CloudWalk was bound to a domestic listing route with its background as a national AI venture, backed by a wide range of all China-based investment institutions. In its latest funding round this May, CloudWalk had raised 1.8 billion yuan ($275.6 million) from domestic investors with close ties to the government.
The firm had closed a Series B+ round in October 2018 from a group of predominantly government-linked investment institutions including the China Reform Fund, SF International Holdings Limited, Bohai Industrial Investment Fund, and Yuexiu Financial Holdings Limited.
In November 2017, it had secured 500 million yuan ($70 million) in a Series B round, along with an additional 2-billion-yuan ($282 million) financial support from the Guangzhou government. The Series B round was jointly led by Shunwei Capital, Hangzhou-based venture capital firm Puhua Capital, and SIP Oriza Seed Fund Management, an early-stage equity investment platform of China’s Oriza Holdings.
CloudWalk’s AI solutions are mainly adopted in four areas, namely smart finance, intelligent urban & school management, smart mobility, and the empowerment of businesses.

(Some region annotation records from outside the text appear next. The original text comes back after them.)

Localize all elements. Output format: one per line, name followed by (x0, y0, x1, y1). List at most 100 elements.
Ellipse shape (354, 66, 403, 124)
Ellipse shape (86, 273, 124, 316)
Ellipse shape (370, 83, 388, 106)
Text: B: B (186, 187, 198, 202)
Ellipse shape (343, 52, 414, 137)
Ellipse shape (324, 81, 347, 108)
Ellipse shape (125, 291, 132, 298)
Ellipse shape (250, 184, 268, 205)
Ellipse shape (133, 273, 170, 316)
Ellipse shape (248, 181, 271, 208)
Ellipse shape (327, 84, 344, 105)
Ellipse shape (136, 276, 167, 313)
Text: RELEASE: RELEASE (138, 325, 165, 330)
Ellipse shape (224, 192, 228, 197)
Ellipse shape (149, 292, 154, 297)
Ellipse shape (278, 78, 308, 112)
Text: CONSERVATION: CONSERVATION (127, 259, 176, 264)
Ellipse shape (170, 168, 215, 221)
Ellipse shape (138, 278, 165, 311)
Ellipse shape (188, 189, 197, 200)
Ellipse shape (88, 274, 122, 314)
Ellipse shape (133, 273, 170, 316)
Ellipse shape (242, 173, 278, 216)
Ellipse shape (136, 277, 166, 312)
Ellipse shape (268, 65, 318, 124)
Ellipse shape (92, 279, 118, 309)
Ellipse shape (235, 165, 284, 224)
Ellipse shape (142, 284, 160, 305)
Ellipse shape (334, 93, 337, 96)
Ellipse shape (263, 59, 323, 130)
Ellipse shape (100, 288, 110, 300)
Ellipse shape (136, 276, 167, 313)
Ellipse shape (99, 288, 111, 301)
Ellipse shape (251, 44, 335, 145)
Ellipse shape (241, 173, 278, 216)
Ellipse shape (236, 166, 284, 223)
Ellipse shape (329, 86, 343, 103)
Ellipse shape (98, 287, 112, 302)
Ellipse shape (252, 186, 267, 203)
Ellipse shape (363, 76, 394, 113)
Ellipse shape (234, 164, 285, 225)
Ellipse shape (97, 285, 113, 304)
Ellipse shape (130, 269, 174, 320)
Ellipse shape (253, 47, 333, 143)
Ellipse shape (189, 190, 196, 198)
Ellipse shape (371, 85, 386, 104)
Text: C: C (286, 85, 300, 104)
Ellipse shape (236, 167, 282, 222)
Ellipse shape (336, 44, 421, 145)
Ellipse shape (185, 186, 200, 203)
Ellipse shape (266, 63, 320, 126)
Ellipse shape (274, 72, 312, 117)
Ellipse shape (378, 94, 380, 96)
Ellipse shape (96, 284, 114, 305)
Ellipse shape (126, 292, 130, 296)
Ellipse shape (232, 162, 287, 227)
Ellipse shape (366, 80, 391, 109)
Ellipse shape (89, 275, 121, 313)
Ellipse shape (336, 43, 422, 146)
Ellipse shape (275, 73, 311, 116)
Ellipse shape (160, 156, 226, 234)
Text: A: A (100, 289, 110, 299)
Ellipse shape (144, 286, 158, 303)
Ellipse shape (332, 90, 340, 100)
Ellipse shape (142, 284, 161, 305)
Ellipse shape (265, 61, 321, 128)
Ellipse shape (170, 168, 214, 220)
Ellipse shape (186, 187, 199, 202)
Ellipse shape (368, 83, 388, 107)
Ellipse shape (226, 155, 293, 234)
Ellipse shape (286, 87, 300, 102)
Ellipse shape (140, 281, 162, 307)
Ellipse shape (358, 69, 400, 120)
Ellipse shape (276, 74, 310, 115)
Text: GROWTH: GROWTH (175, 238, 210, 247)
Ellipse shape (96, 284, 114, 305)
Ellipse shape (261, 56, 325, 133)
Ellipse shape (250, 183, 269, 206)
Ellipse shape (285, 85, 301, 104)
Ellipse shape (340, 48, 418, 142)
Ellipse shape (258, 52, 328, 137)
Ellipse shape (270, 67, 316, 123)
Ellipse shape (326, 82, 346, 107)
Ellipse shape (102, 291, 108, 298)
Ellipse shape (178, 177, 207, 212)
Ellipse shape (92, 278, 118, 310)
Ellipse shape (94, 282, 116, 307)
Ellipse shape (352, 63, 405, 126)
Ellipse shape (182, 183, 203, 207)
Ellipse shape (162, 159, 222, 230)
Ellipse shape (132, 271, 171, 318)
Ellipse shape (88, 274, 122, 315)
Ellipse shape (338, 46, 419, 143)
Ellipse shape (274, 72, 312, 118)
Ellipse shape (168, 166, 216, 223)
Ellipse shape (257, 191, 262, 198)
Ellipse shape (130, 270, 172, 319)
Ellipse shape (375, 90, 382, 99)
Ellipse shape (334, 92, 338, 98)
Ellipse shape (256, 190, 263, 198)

As the core source of its revenue, the firm serves over 400 financial institutions in China, including six of the country’s main commercial banks, such as Bank of China, Industrial and Commercial Bank of China (ICBC), and China Construction Bank (CCB).
The company had a revenue of almost 221.0 million yuan ($33.8 million) in the first half of 2020. Its revenues stood at 807.3 million yuan ($123.5 million), 484.1 million yuan ($74.1 million), and 64.5 million yuan ($9.9 million) in 2019, 2018, and 2017, respectively, according to its prospectus.
Despite the wide adoption of its solutions, the company has been loss-making largely due to its rising R&D investments.
It generated a net loss of 298.3 million yuan ($45.6 million) in H1 2020. Between 2017 and 2019, its net losses were 123.8 million yuan ($18.9 million), 200.1 million yuan ($30.6 million), and a staggering number of nearly 1.8 billion yuan ($275.4 million), respectively. The firm said that the implementation of its equity-based incentives caused the spike in its net loss in 2019.
Chinese investment bank and brokerage firm CSC Financial serves as the lead underwriter of the deal.